FUKUSHIMA - Local fishermen expressed anger and frustration at the Japanese government's decision Tuesday to release treated water from the crippled Fukushima Daiichi nuclear power plant into the sea, fearing their efforts to restore fishing following the 2011 disaster will go down the drain.
The controversial move came at "the worst time" for fishermen who are stepping up preparations for the restart of full-fledged coastal fishing off Fukushima Prefecture, northeastern Japan, after years of small-scale, trial fishing -- complete with safety checks for radioactive materials to win back consumer trust -- ended in March.
"Why now? I'm strongly opposed to the release (of treated water)," said Yoshimi Terashima, a fisherman from the Fukushima town of Shinchi. "I want to go fishing every day like I used to," said the 73-year-old, who can do so only twice a week at present.
At the Nakoso fishing port in Iwaki, Fukushima Prefecture, Katsuo Watanabe, 82, learned about the government decision as he was fixing his fishing equipment.
"The shortage of successors became more serious after the nuclear accident. If (the treated water) is released into the sea, more young people will see no future for the industry and fishing in Fukushima will decline," Watanabe said.
The government of Prime Minister Yoshihide Suga decided to release into the sea treated radioactive water that has been accumulating at the Fukushima plant, with the controversial operation expected to start in two years' time.
Most radioactive materials such as strontium and cesium are removed from water pumped into the damaged reactors to cool the melted fuel but tritium, which is said to pose little risk to humans in low concentration, remains.
Hiroshi Kishi, who heads the national federation of fisheries cooperatives, called the formal government decision "extremely regrettable and totally unacceptable" in the group's "strong protest." He had expressed firm opposition to the government's move when he met Suga last week.
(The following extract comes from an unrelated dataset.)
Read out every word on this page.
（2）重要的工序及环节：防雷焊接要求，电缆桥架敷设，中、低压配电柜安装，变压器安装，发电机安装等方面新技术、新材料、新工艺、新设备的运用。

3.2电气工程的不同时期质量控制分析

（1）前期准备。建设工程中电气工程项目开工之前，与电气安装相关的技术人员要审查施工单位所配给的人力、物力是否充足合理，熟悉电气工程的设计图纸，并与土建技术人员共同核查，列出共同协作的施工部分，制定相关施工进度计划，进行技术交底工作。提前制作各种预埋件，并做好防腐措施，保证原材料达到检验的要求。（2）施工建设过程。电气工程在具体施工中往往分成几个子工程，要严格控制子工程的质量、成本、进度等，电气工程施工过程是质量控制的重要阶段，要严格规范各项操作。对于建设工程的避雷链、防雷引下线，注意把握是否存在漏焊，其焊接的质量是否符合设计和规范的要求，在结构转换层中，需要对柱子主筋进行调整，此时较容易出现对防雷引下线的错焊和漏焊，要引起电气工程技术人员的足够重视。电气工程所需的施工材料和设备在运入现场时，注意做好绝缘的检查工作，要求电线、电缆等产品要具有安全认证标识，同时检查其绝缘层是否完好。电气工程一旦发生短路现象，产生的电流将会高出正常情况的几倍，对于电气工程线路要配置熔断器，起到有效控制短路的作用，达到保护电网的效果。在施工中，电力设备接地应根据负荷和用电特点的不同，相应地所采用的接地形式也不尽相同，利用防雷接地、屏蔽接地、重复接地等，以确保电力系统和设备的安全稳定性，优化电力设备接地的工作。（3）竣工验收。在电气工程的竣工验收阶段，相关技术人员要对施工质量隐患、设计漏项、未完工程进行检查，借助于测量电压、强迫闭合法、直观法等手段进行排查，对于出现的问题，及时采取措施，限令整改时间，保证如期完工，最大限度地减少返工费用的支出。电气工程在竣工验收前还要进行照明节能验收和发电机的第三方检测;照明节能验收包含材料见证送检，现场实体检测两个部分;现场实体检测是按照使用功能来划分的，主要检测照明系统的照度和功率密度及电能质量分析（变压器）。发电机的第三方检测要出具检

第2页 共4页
Kishi took issue with the government's reversal of its earlier stance to gain local approval first.
"It severely hurts the feelings of fishermen not only in Fukushima but across the nation," Kishi said in a statement.
The fishing industry in Fukushima has been grappling with reputational damage and struggling to restore consumer confidence in its marine products. Fishermen in neighboring prefectures such as Ibaraki have also taken a hit.
"It's a decision that will take back the lives of fishermen to 10 years ago," said a 53-year-old fisherman in Hitachinaka, Ibaraki.
Nobuyuki Aizawa, 69, who runs a seafood processing firm in Natori, Miyagi Prefecture, showed some understanding of the government decision, saying, "To move the decommissioning of the plant forward, we cannot keep the treated water stored forever."
However, he called for sufficient explanations about the safety of releasing the water into the sea.
Tokyo Electric Power Company Holdings Inc., the operator of the Fukushima plant, plans to scrap the nuclear complex by 2041 to 2051.
A series of delays have raised questions about the feasibility of the decommissioning plan and how to dispose of some 1.25 million tons of treated water in tanks on the premises has been a major challenge.